On 6 November Shell announced the official opening of the Quest carbon capture and storage (CSS) project in Alberta, Canada, and the start of commercial operations. Quest has been designed to capture and safely store more than one million t of carbon dioxide (CO2) every year – equal to the emissions from approximately 250 000 cars. Quest has been able to advance through the strong collaboration between the public and private sectors aimed at advancing CSS globally.
As part of it’s funding agreement, Shell is publically sharing information on Quest processes and design in order to further global adoption of CCS. Quest improves on the techniques used by the energy industry for decades and integrates the components of CCS for the large scale capture, transport and storage of CO2. CCS stands alone as one of the only technologies that can significantly reduce carbon emissions from the industrial sectors of the economy.
Speaking at the official opening, Shell’s Chief Executive Officer Ben van Beurden said: "Quest represents a significant milestone in the successful design, construction and use of carbon capture and storage (CCS) technology on a commercial scale. Quest is a blueprint for future CCS projects globally. Together with government and joint venture partners, we are sharing the knowhow to help make CCS technologies more accessible and cost effective for the energy industry and other key industrial sectors of the economy.”

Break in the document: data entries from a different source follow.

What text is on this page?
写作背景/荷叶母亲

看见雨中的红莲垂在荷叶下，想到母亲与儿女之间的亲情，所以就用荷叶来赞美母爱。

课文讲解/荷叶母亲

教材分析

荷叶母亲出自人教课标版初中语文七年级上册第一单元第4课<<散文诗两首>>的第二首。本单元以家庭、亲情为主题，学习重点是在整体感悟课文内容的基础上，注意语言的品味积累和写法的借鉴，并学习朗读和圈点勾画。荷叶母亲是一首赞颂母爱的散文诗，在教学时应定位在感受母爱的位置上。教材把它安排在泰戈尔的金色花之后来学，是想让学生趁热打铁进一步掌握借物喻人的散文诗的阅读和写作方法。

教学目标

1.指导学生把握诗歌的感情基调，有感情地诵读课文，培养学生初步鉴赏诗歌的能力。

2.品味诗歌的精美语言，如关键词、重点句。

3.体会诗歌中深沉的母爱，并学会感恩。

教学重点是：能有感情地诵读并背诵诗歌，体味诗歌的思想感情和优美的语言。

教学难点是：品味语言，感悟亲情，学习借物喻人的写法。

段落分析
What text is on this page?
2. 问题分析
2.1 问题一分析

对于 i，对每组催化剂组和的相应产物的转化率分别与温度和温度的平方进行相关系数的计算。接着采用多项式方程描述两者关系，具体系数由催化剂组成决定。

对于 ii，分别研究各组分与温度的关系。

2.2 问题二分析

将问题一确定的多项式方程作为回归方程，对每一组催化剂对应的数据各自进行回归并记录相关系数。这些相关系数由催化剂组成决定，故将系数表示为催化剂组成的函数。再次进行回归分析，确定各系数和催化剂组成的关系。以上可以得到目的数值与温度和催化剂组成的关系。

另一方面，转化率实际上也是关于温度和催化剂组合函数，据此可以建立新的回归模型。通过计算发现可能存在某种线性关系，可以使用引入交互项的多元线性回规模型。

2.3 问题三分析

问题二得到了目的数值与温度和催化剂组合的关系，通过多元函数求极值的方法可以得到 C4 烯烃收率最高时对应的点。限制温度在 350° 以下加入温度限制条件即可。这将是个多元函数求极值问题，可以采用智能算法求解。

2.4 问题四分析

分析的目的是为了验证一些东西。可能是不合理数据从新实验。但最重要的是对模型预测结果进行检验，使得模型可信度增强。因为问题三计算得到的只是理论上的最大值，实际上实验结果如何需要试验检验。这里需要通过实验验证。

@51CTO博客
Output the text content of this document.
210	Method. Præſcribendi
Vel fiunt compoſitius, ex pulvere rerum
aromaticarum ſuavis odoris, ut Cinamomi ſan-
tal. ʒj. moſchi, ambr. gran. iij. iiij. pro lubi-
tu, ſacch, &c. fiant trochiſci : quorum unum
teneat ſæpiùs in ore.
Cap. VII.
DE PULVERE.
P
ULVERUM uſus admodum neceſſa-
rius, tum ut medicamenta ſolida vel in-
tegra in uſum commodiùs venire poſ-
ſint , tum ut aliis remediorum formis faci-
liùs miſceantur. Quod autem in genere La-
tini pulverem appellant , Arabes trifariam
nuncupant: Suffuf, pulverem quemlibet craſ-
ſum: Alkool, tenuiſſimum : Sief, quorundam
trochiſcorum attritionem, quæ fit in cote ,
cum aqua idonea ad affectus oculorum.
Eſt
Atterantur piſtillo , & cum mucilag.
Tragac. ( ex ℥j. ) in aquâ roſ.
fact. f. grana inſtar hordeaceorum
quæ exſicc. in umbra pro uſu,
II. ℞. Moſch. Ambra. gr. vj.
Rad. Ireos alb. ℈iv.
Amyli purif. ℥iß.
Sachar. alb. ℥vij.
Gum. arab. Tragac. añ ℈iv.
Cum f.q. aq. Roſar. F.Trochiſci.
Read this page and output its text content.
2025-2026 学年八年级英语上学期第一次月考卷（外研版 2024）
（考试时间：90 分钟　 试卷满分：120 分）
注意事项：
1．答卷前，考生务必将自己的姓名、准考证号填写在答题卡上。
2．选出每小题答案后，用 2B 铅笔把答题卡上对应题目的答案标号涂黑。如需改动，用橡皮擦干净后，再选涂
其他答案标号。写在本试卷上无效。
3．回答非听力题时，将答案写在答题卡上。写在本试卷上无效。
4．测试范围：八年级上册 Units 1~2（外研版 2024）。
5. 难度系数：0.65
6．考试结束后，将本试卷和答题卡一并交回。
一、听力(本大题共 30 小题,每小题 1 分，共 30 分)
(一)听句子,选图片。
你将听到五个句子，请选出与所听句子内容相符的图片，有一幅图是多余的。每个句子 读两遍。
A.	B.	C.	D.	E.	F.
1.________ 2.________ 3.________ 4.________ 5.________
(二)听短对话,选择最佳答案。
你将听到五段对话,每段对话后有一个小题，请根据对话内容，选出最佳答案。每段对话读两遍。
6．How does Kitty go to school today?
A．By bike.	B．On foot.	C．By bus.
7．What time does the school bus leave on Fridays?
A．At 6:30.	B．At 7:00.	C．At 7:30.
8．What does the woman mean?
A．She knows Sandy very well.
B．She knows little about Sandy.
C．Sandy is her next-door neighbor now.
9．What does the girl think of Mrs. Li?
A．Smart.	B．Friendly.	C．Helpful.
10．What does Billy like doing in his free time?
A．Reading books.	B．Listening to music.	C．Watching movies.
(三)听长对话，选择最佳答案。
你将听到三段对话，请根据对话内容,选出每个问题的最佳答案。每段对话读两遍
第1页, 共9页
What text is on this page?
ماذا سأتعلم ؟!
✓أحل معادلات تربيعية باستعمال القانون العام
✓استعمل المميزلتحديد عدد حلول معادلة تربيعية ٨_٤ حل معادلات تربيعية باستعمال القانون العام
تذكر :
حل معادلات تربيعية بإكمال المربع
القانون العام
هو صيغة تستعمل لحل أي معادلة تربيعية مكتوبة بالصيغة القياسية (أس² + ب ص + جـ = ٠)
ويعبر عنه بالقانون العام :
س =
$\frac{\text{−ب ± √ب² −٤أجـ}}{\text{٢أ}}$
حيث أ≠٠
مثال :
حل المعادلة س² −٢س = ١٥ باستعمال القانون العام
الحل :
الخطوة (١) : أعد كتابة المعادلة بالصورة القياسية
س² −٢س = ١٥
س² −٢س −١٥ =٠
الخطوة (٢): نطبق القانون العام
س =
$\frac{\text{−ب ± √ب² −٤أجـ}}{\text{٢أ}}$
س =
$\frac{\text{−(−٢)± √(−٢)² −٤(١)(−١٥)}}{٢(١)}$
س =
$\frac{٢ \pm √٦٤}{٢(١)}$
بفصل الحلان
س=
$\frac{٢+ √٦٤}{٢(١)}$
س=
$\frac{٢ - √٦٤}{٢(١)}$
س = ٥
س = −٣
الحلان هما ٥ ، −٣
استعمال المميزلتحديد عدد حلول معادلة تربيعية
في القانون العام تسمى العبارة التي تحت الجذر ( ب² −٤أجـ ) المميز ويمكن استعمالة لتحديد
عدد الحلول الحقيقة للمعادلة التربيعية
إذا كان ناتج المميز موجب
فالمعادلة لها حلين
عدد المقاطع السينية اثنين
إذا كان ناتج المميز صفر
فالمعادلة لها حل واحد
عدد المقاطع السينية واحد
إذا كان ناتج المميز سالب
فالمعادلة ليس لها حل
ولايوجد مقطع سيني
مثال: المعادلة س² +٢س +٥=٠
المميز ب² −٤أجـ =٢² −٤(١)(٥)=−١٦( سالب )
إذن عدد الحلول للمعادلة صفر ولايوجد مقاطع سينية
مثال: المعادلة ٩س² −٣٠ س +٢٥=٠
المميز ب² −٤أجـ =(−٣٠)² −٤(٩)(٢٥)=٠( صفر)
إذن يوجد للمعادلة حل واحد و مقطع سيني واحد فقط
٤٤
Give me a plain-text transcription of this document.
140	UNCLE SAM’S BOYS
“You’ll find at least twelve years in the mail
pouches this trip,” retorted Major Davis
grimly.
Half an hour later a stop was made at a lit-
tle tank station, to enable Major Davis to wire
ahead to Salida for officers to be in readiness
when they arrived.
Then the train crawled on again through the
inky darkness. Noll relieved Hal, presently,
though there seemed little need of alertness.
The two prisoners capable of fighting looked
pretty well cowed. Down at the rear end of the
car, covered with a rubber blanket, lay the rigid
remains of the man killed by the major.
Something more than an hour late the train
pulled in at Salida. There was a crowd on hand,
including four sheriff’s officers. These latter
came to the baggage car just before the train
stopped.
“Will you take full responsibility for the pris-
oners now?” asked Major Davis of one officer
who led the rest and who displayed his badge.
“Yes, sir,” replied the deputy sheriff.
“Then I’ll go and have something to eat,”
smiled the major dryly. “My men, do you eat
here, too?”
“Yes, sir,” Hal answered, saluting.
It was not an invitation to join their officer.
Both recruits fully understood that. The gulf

Quest will capture one third of the emissions from Shell’s Scotford Upgrader, which turns oil sands bitumen into synthetic crude that can be refined into fuel and other products. The CO2 is then transported through a 65 km pipeline and injected more than 2 km underground below several layers of impermeable rock formations. Quest can now operate on a commercial scale after testing earlier this year proved it captured and stored more than 200 000 t of CO2.
Quest was built on behalf of the Athabasca Oil Sands Project joint venture owners Shell Canada Energy (60%), Chevron Canada Limited (20%) and Marathon Oil Canada Corporation (20%) with the strong support from the governments of Alberta and Canada who provided CAN$865 million in funding.
Though support has come in more forms than monetary. Collaboration will continue through Quest between Shell and various parties in an effort to bring down future costs of CCS projects globally. This includes cooperation with the US Department of Energy, and the British government on research at the Quest site.
“The secondment from the UK’s Energy Technologies Institute to the Quest CCS project is an example of British and Canadian cooperation in cutting edge low-carbon technologies,” said Howard Drake, British High Commissioner to Canada. “This research-focused partnership will help to develop CCS expertise on both sides of the Atlantic in an effort to advance the innovative solutions demonstrated at Quest.”
Shell initiated public consultation in 2008, two years before submitting a regulatory application, because it felt support from the local community was essential to building Quest.